In 1984 Berners-Lee returned to CERN, and considered its problems of information presentation: physicists from around the world needed to share data, and with no common machines and no common presentation software. He wrote a proposal in March 1989 for “a large hypertext database with typed links”, but it generated little interest. His boss, Mike Sendall, encouraged Berners-Lee to begin implementing his system on a newly acquired NeXT workstation. He considered several names, including Information Mesh, The Information Mine (turned down as it abbreviates to TIM, the WWW’s creator’s name) or Mine of Information (turned down because it abbreviates to MOI which is “Me” in French), but settled on World Wide Web.

Robert Cailliau, Jean-François Abramatic and Tim Berners-Lee at the 10th anniversary of the WWW Consortium.He found an enthusiastic collaborator in Robert Cailliau, who rewrote the proposal (published on November 12, 1990) and sought resources within CERN. Berners-Lee and Cailliau pitched their ideas to the European Conference on Hypertext Technology in September 1990, but found no vendors who could appreciate their vision of marrying hypertext with the Internet.

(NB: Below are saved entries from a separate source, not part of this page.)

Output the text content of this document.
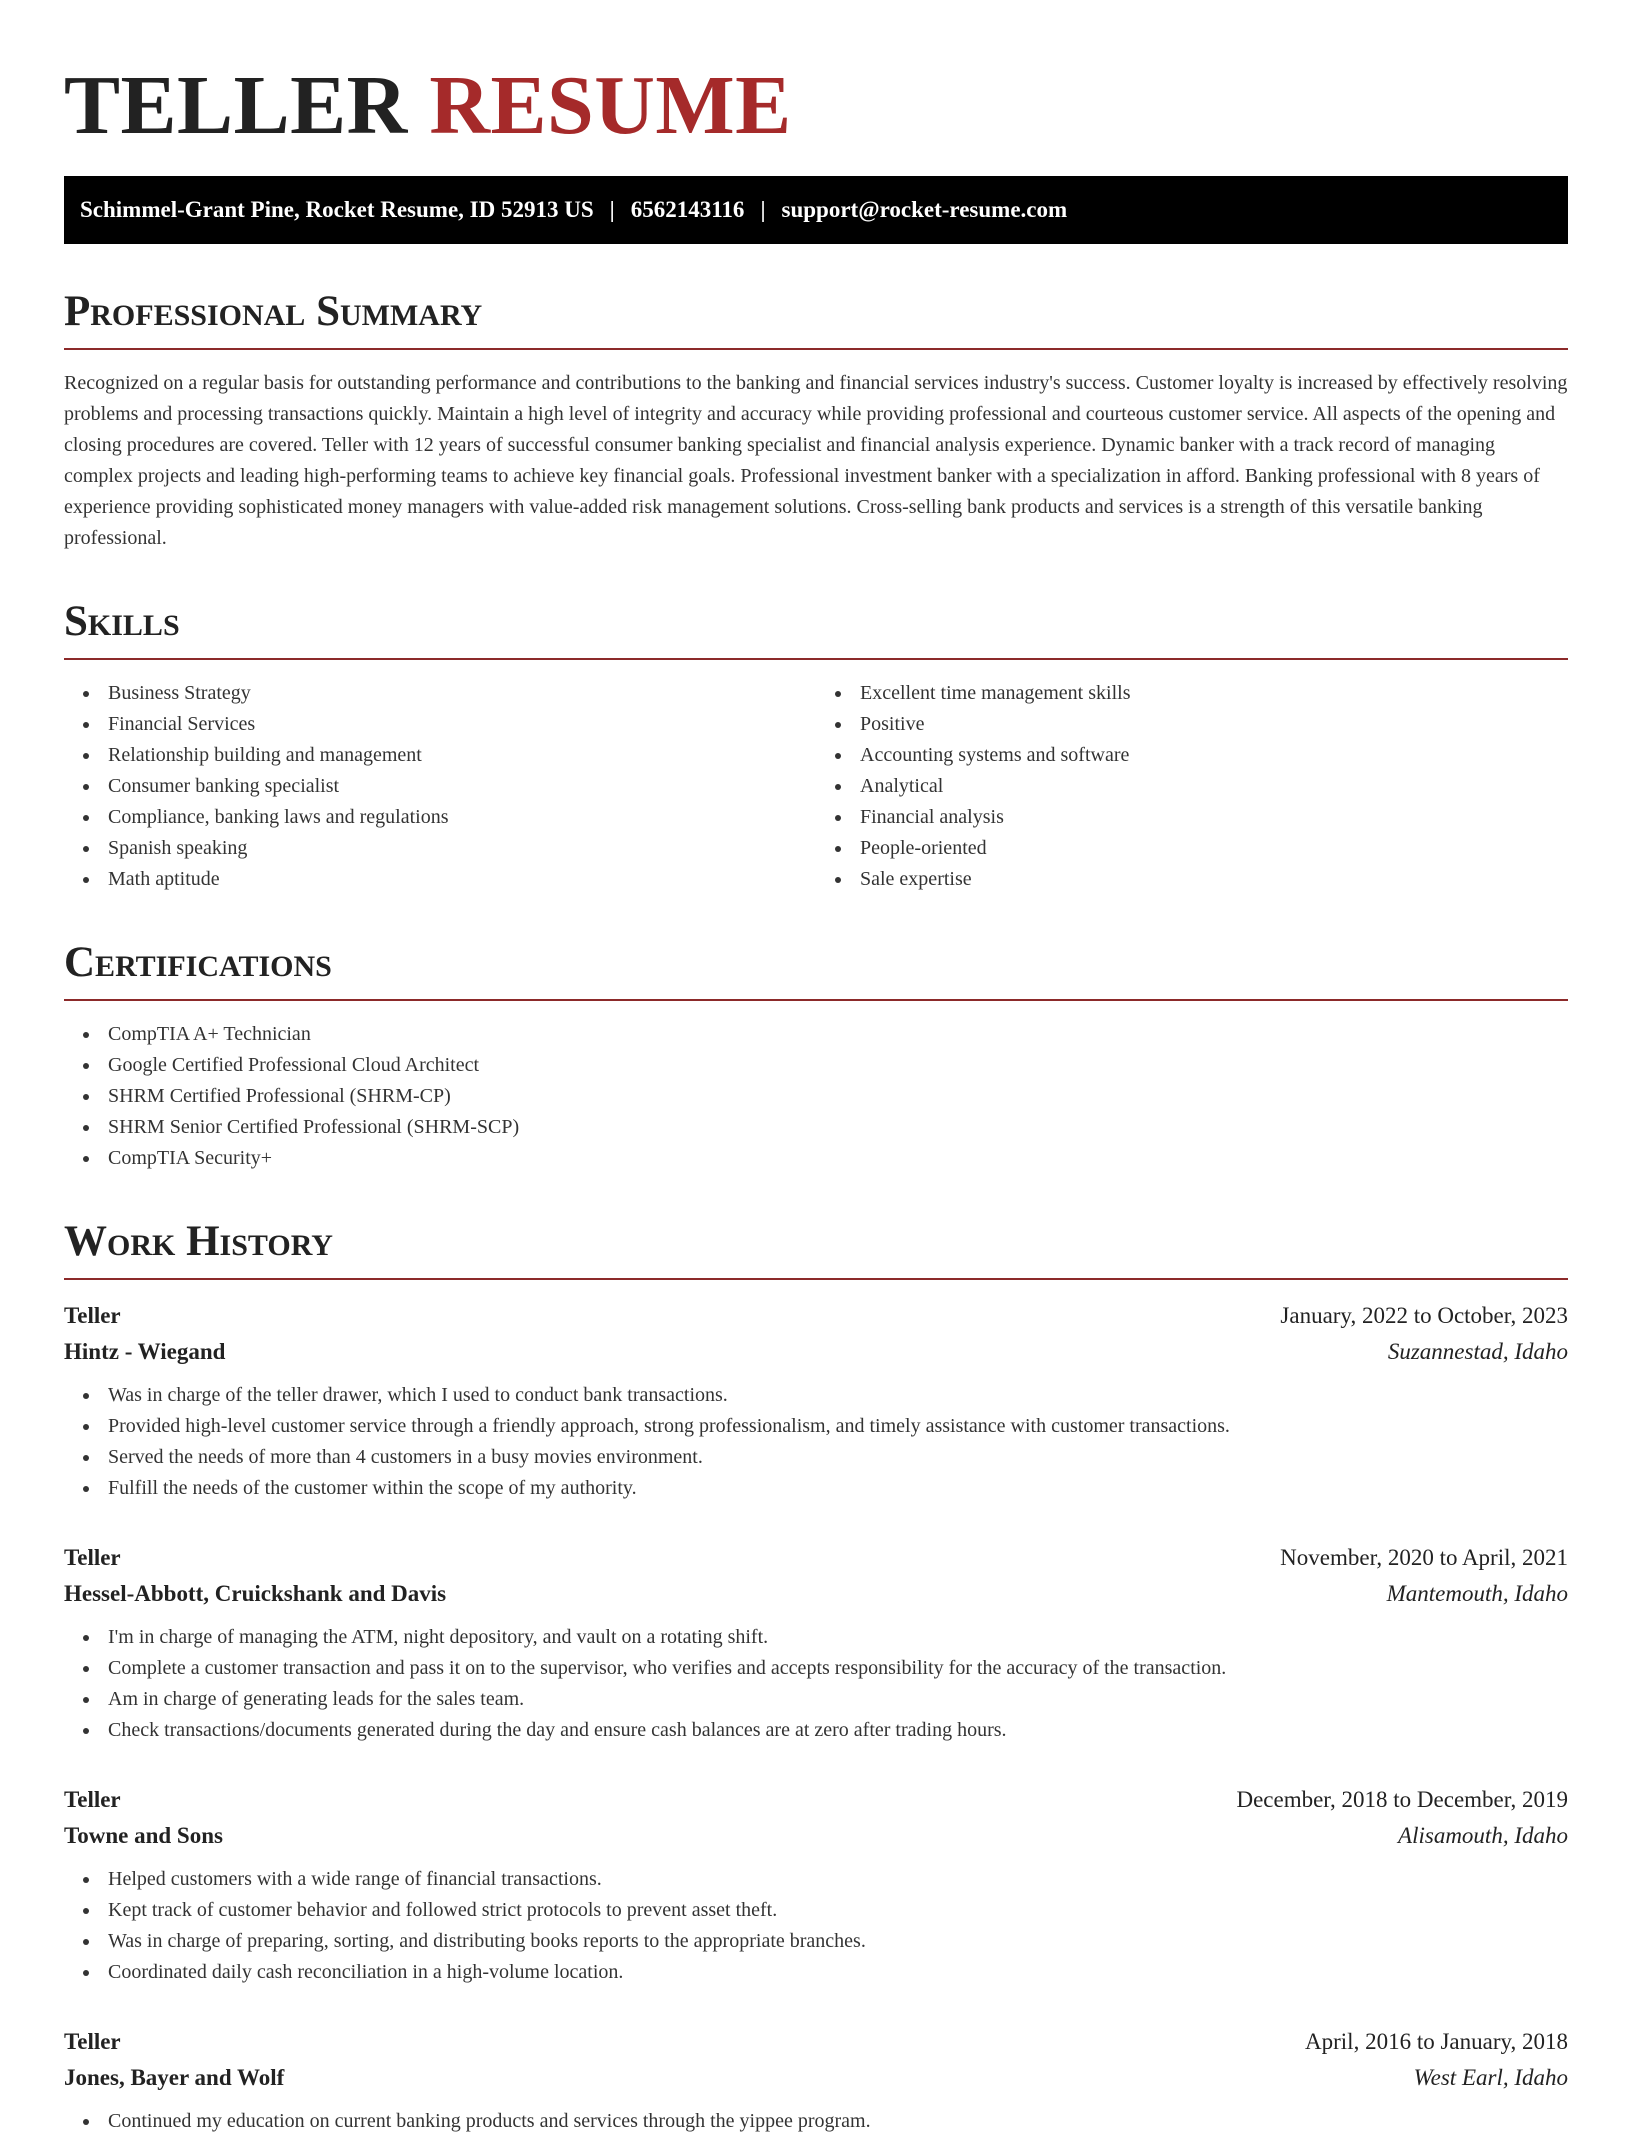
TELLER RESUME
Schimmel-Grant Pine, Rocket Resume, ID 52913 US | 6562143116 | support@rocket-resume.com
Professional Summary

Recognized on a regular basis for outstanding performance and contributions to the banking and financial services industry's success. Customer loyalty is increased by effectively resolving problems and processing transactions quickly. Maintain a high level of integrity and accuracy while providing professional and courteous customer service. All aspects of the opening and closing procedures are covered. Teller with 12 years of successful consumer banking specialist and financial analysis experience. Dynamic banker with a track record of managing complex projects and leading high-performing teams to achieve key financial goals. Professional investment banker with a specialization in afford. Banking professional with 8 years of experience providing sophisticated money managers with value-added risk management solutions. Cross-selling bank products and services is a strength of this versatile banking professional.

Skills
Business Strategy
Financial Services
Relationship building and management
Consumer banking specialist
Compliance, banking laws and regulations
Spanish speaking
Math aptitude
Excellent time management skills
Positive
Accounting systems and software
Analytical
Financial analysis
People-oriented
Sale expertise
Certifications
CompTIA A+ Technician
Google Certified Professional Cloud Architect
SHRM Certified Professional (SHRM-CP)
SHRM Senior Certified Professional (SHRM-SCP)
CompTIA Security+
Work History
Teller	January, 2022 to October, 2023
Hintz - Wiegand	Suzannestad, Idaho
Was in charge of the teller drawer, which I used to conduct bank transactions.
Provided high-level customer service through a friendly approach, strong professionalism, and timely assistance with customer transactions.
Served the needs of more than 4 customers in a busy movies environment.
Fulfill the needs of the customer within the scope of my authority.
Teller	November, 2020 to April, 2021
Hessel-Abbott, Cruickshank and Davis	Mantemouth, Idaho
I'm in charge of managing the ATM, night depository, and vault on a rotating shift.
Complete a customer transaction and pass it on to the supervisor, who verifies and accepts responsibility for the accuracy of the transaction.
Am in charge of generating leads for the sales team.
Check transactions/documents generated during the day and ensure cash balances are at zero after trading hours.
Teller	December, 2018 to December, 2019
Towne and Sons	Alisamouth, Idaho
Helped customers with a wide range of financial transactions.
Kept track of customer behavior and followed strict protocols to prevent asset theft.
Was in charge of preparing, sorting, and distributing books reports to the appropriate branches.
Coordinated daily cash reconciliation in a high-volume location.
Teller	April, 2016 to January, 2018
Jones, Bayer and Wolf	West Earl, Idaho
Continued my education on current banking products and services through the yippee program.
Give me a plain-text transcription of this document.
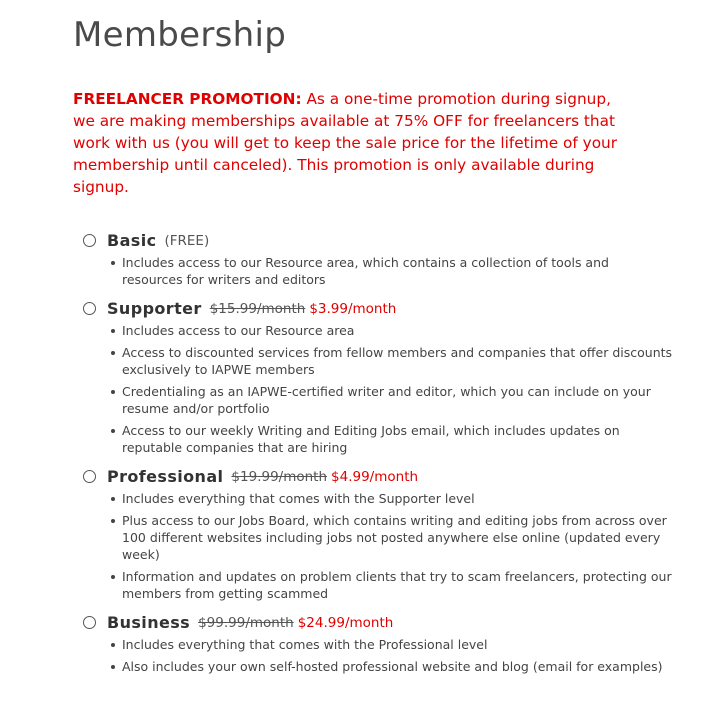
Membership

FREELANCER PROMOTION: As a one-time promotion during signup, we are making memberships available at 75% OFF for freelancers that work with us (you will get to keep the sale price for the lifetime of your membership until canceled). This promotion is only available during signup.

Basic (FREE)
Includes access to our Resource area, which contains a collection of tools and resources for writers and editors
Supporter $15.99/month $3.99/month
Includes access to our Resource area
Access to discounted services from fellow members and companies that offer discounts exclusively to IAPWE members
Credentialing as an IAPWE-certified writer and editor, which you can include on your resume and/or portfolio
Access to our weekly Writing and Editing Jobs email, which includes updates on reputable companies that are hiring
Professional $19.99/month $4.99/month
Includes everything that comes with the Supporter level
Plus access to our Jobs Board, which contains writing and editing jobs from across over 100 different websites including jobs not posted anywhere else online (updated every week)
Information and updates on problem clients that try to scam freelancers, protecting our members from getting scammed
Business $99.99/month $24.99/month
Includes everything that comes with the Professional level
Also includes your own self-hosted professional website and blog (email for examples)
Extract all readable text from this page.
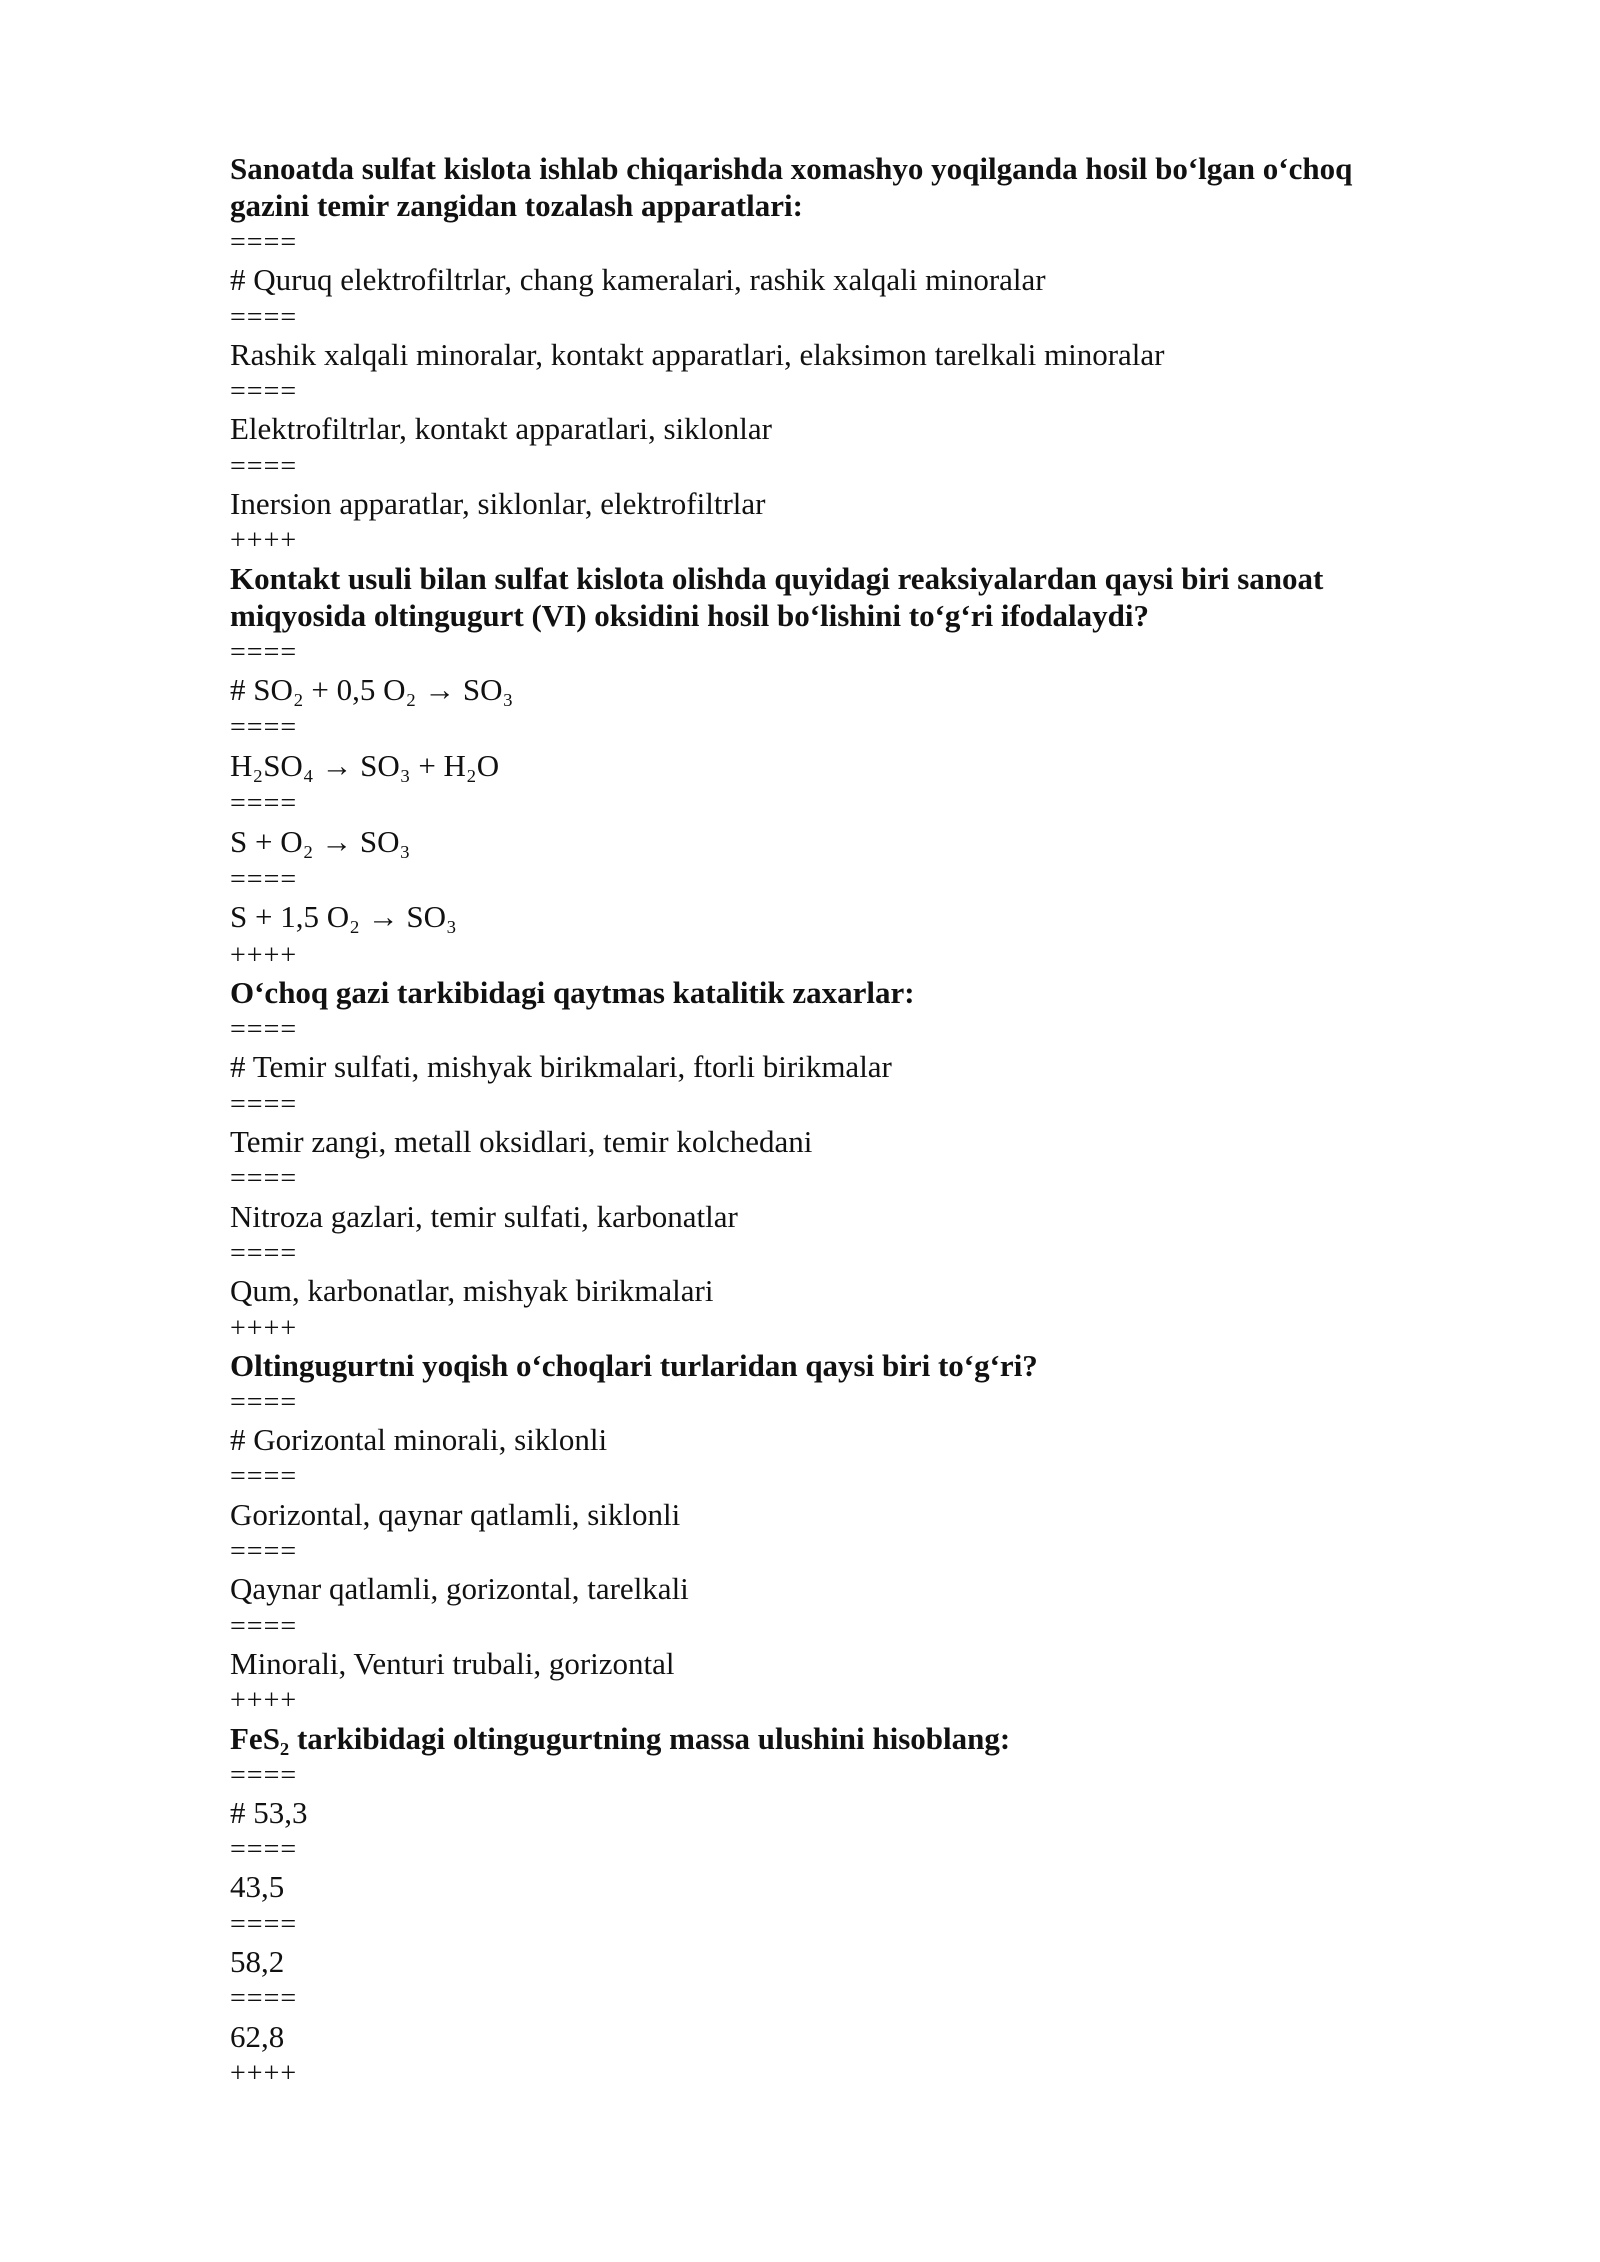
Sanoatda sulfat kislota ishlab chiqarishda xomashyo yoqilganda hosil bo‘lgan o‘choq gazini temir zangidan tozalash apparatlari:

====

# Quruq elektrofiltrlar, chang kameralari, rashik xalqali minoralar

====

Rashik xalqali minoralar, kontakt apparatlari, elaksimon tarelkali minoralar

====

Elektrofiltrlar, kontakt apparatlari, siklonlar

====

Inersion apparatlar, siklonlar, elektrofiltrlar

++++

Kontakt usuli bilan sulfat kislota olishda quyidagi reaksiyalardan qaysi biri sanoat miqyosida oltingugurt (VI) oksidini hosil bo‘lishini to‘g‘ri ifodalaydi?

====

# SO₂ + 0,5 O₂ → SO₃

====

H₂SO₄ → SO₃ + H₂O

====

S + O₂ → SO₃

====

S + 1,5 O₂ → SO₃

++++

O‘choq gazi tarkibidagi qaytmas katalitik zaxarlar:

====

# Temir sulfati, mishyak birikmalari, ftorli birikmalar

====

Temir zangi, metall oksidlari, temir kolchedani

====

Nitroza gazlari, temir sulfati, karbonatlar

====

Qum, karbonatlar, mishyak birikmalari

++++

Oltingugurtni yoqish o‘choqlari turlaridan qaysi biri to‘g‘ri?

====

# Gorizontal minorali, siklonli

====

Gorizontal, qaynar qatlamli, siklonli

====

Qaynar qatlamli, gorizontal, tarelkali

====

Minorali, Venturi trubali, gorizontal

++++

FeS₂ tarkibidagi oltingugurtning massa ulushini hisoblang:

====

# 53,3

====

43,5

====

58,2

====

62,8

++++
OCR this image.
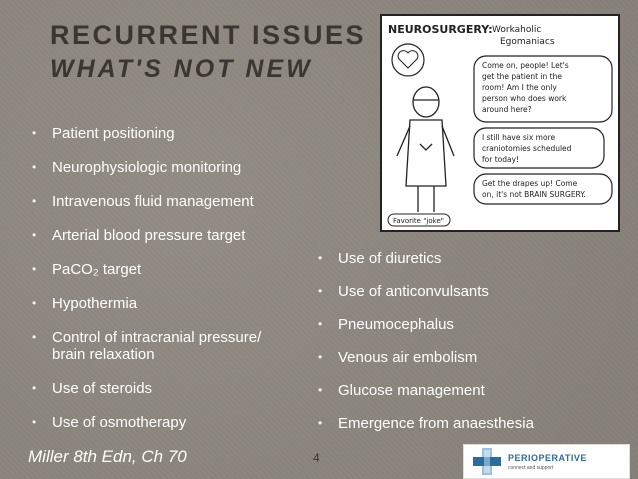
RECURRENT ISSUES
WHAT'S NOT NEW
• Patient positioning
• Neurophysiologic monitoring
• Intravenous fluid management
• Arterial blood pressure target
• PaCO₂ target
• Hypothermia
• Control of intracranial pressure/
brain relaxation
• Use of steroids
• Use of osmotherapy
• Use of diuretics
• Use of anticonvulsants
• Pneumocephalus
• Venous air embolism
• Glucose management
• Emergence from anaesthesia
NEUROSURGERY: Workaholic
Egomaniacs
Come on, people! Let's
get the patient in the
room! Am I the only
person who does work
around here?
I still have six more
craniotomies scheduled
for today!
Get the drapes up! Come
on, it's not BRAIN SURGERY.
Favorite "joke"
Miller 8th Edn, Ch 70	4	PERIOPERATIVE
connect and support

By Christmas 1990, Berners-Lee had built all the tools necessary for a working Web: the HyperText Transfer Protocol (HTTP) 0.9, the HyperText Markup Language (HTML), the first Web browser (named WorldWideWeb, which was also a Web editor), the first HTTP server software (later known as CERN httpd), the first web server (http://info.cern.ch), and the first Web pages that described the project itself. The browser could access Usenet newsgroups and FTP files as well. However, it could run only on the NeXT; Nicola Pellow therefore created a simple text browser that could run on almost any computer. To encourage use within CERN, they put the CERN telephone directory on the web — previously users had had to log onto the mainframe in order to look up phone numbers.

Paul Kunz from the Stanford Linear Accelerator Center visited CERN in September 1991, and was captivated by the Web. He brought the NeXT software back to SLAC, where librarian Louise Addis adapted it for the VM/CMS operating system on the IBM mainframe as a way to display SLAC’s catalog of online documents; this was the first web server outside of Europe and the first in North America.

On August 6, 1991, Berners-Lee posted a short summary of the World Wide Web project on the alt.hypertext newsgroup. This date also marked the debut of the Web as a publicly available service on the Internet.

The WorldWideWeb (WWW) project aims to allow all links to be made to any information anywhere. […] The WWW project was started to allow high energy physicists to share data, news, and documentation. We are very interested in spreading the web to other areas, and having gateway servers for other data. Collaborators welcome!” —from Tim Berners-Lee’s first message

An early CERN-related contribution to the Web was the parody band Les Horribles Cernettes, whose promotional image is believed to be among the Web’s first five pictures.